On the night of July 7 I had a dream entirely in Finnish. I cannot recall the last time I dreamt in Finnish, at least not since the summer of 2000. At that time I lived in Helsinki for the specific purpose of learning Finnish, and I sometimes dreamt in the language of my studies. I suppose with my inundation in the language in advance of my tenth trip to Finland next month, I have been overdoing it in all things Fennica. Dreams are not always rational–I cannot explain why things happened the way they did, but I will write about all that I can still remember.
I was dreaming about the members of Värttinä. I was speaking at first to violinist Lassi Logrén. I have seen Värttinä perform many times (including once in Toronto) and I met up for coffee with Lassi prior to their Toronto gig. I was talking to Lassi in Finnish, yet he was not answering in any discernible language. My greatest linguistic weakness is aural comprehension; I often say that I could never be an interpreter. I can read the language, write it, speak it and translate it, but ask me to comprehend what it is you’ve just said to me and I am often at a loss. This incompetence does not apply to my knowledge of French, German or Romansch. I still have to train myself to parse Finnish as a spoken language. I can easily identify Finnish when I hear it spoken (in fact, when Mark and I were in Florida earlier this year I divebombed a conversation between two Finnish tourists who were chatting by the Easter chocolates in WalMart, so I suppose I am being rather hard on myself in assessing my aural comprehension) but nonetheless, Lassi was not answering me in Finnish. He was speaking some gibberish which made my dreamy self feel totally incompetent. Was my subconscious aware of my weak ability to understand the spoken language, so I ended up dreaming what I did so that I wouldn’t end up having to understand anything said to me?

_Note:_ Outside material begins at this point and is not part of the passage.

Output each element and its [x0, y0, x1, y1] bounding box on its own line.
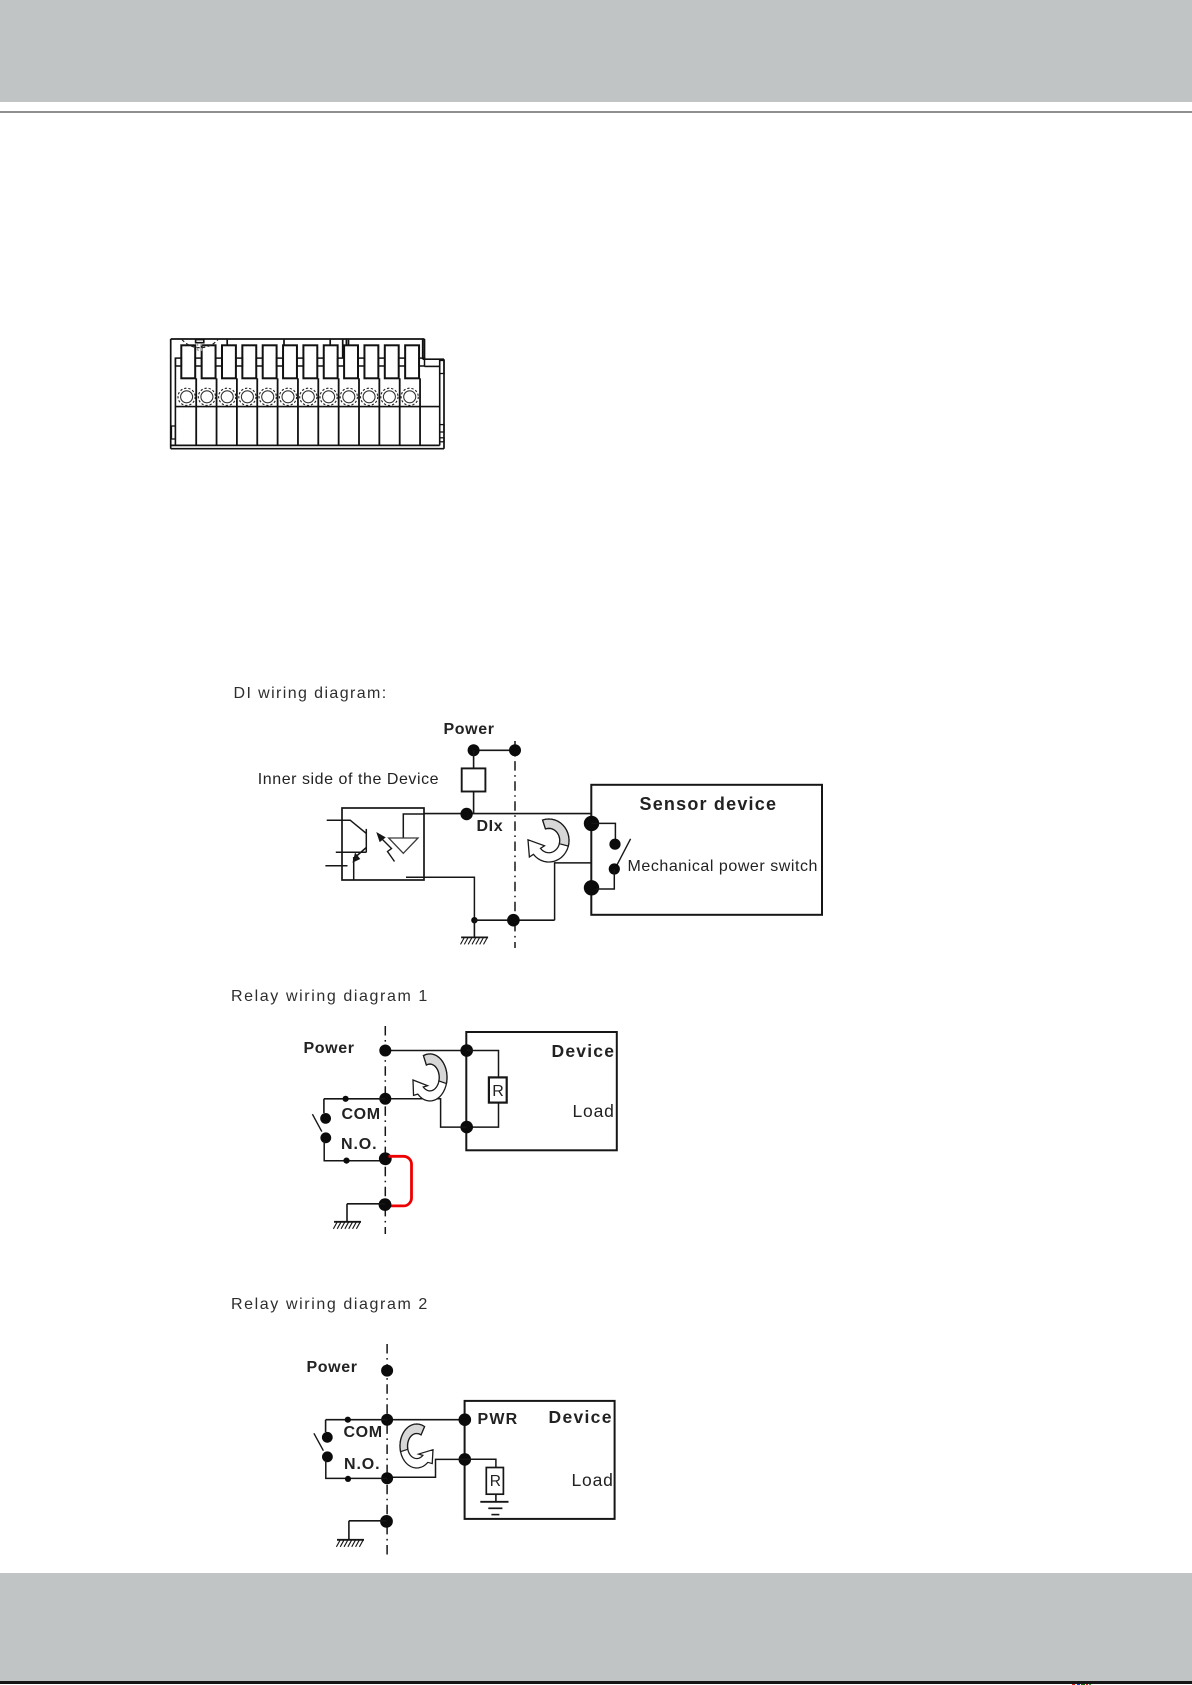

We were outside and I continued walking a long time until I came to a sandpit used for long jumps. I saw Värttinä singer Karoliina Kantelinen getting ready to do a standing long jump next to a black-haired woman, but this other woman was not with Värttinä. Karoliina was wearing the same dress she wore on the cover of the band’s latest album, Viena. I thought that Karoliina sure wasn’t going to jump very far while being constricted in a dress like that. Besides, she’d get it all dirty once she landed in the sand. She couldn’t go on stage wearing a dirty dress.
Then I walked over to chat with former Värttinä singer Johanna Virtanen (now Johanna Hytti). Outside was full of people, crowds gathering around Johanna and Lassi. I woke up at that point. I wonder if this dream foreshadows any on-the-street encounters next month. I have indeed run into Värttinä band members on the streets of Helsinki, not prior to or after a concert.